Lammy’s speech does not contain as great an ambition as the May government’s security partnership proposal. There is, for example, no reference to seeking an agreement with the EU on ‘internal security’ issues – but this is an area that would fall under the purview of the Shadow Home Secretary. Pursuing further cooperation with the EU on justice and policing issues is possible within the current provisions in the TCA. But were the scale and scope of cooperation greatly expanded, this would raise more complicated political issues and formidable legal obstacles with the UK as a non-member state outside the EU’s legal order.
Deepening EU-UK foreign, security and defence cooperation is, on the other hand, a less formidable undertaking. Russia’s war on Ukraine has already created a new climate for EU-UK foreign and security policy cooperation. A mixture of pragmatism and shared interests has driven cooperation which has operated in the absence of a formal agreement. The requirements to coordinate the definition and implementation of the sanctions regime against Russia and to ensure the effectiveness of military support to Ukraine’s government belie the difficulties of the broader EU-UK relationship.
EU-UK pragmatism has prevailed in the absence of a formally structured framework for foreign and security policy cooperation. This, of course, has been facilitated by the response to Russia’s war on Ukraine being conducted through forums – for example, the G7 (for sanctions), NATO (for defence coordination), and in concert with the United States (proving leadership and military resources) – where the UK and EU leaderships interact in a manner distinct from the arrangements for managing their more troubled bilateral relationship.
In the light of the cooperation already underway, Lammy’s wish list for future foreign policy cooperation with the EU “through regular EU/UK summits and structured dialogue” seems rather modest – and is, essentially, a restatement of what was envisaged under the PD. It is akin to the consultation arrangements already in place between the EU and Norway, for example. In this messaging Lammy was signalling that a future Labour government would no longer want to occupy a different status to the EU’s other neighbouring non-member states by not having this form of cooperation in place.
Lammy’s speech made a passing reference to EU-UK defence cooperation. He referenced prospective cooperation on hybrid threats and defence industry cooperation, echoing statements made by Shadow Defence Secretary John Healey. The defence landscape that the next UK government will inherit, and the role that the EU will play in Europe’s defence arrangements is more difficult to predict.
Russia has upset the European security order and it is uncertain what form the EU’s ambitions to create its own defence union will take. The central role of the US in responding to the Russian invasion and the scale and scope of its military support for Ukraine has recredentialed America’s role as Europe’s security guarantor.

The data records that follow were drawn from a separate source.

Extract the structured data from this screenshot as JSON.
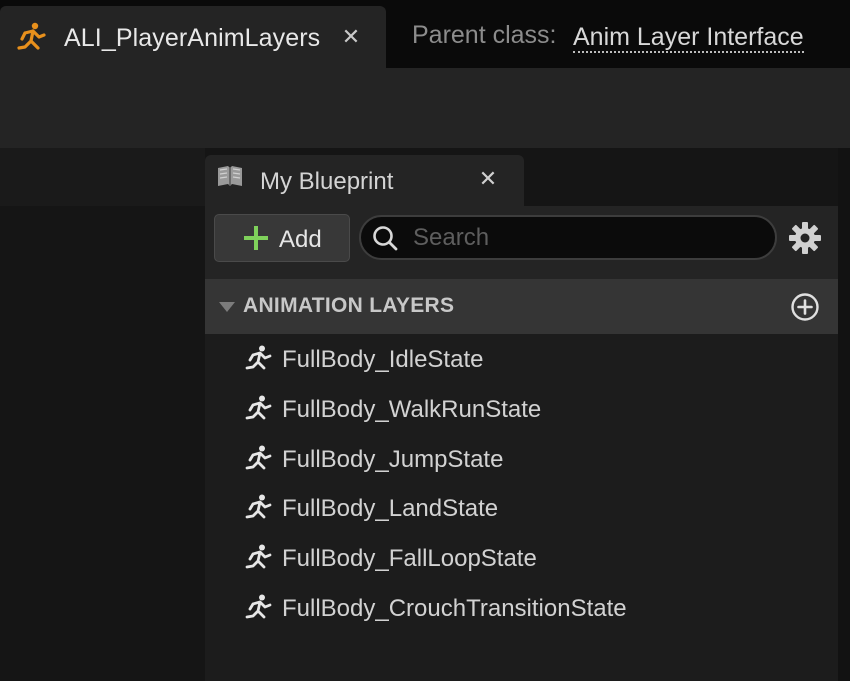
{
  "document_tab": {
    "title": "ALI_PlayerAnimLayers",
    "icon": "running-figure-icon",
    "icon_color": "#e8901c",
    "close_glyph": "✕"
  },
  "parent_class": {
    "label": "Parent class:",
    "value": "Anim Layer Interface"
  },
  "blueprint_panel": {
    "tab_title": "My Blueprint",
    "tab_icon": "book-icon",
    "close_glyph": "✕",
    "add_button_label": "Add",
    "add_icon_color": "#7fd15b",
    "search_placeholder": "Search",
    "search_value": ""
  },
  "category": {
    "title": "ANIMATION LAYERS",
    "expanded": true
  },
  "layers": [
    {
      "label": "FullBody_IdleState"
    },
    {
      "label": "FullBody_WalkRunState"
    },
    {
      "label": "FullBody_JumpState"
    },
    {
      "label": "FullBody_LandState"
    },
    {
      "label": "FullBody_FallLoopState"
    },
    {
      "label": "FullBody_CrouchTransitionState"
    }
  ]
}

Further, the debate over the EU’s role in Europe’s security and defence is in a state of flux as EU member states Finland and Sweden seek NATO accession and the EU’s Baltic and eastern member states drive a robust response to Russia’s invasion.
The defence aspects of Lammy’s speech suggested a high degree of continuity with that of the current Conservative government in terms of its emphasis on support for Ukraine, the centrality of the UK’s relationship with the United States and NATO, and approving reference to the AUKUS security agreement with Australia and the US.
Whilst the party will have to fill in the details ahead of the next election, Lammy signalled that Labour has adopted an approach of seeking a normalisation in EU-UK foreign and security policy relations.
By Professor Richard G. Whitman, Senior Fellow, UK in a Changing Europe.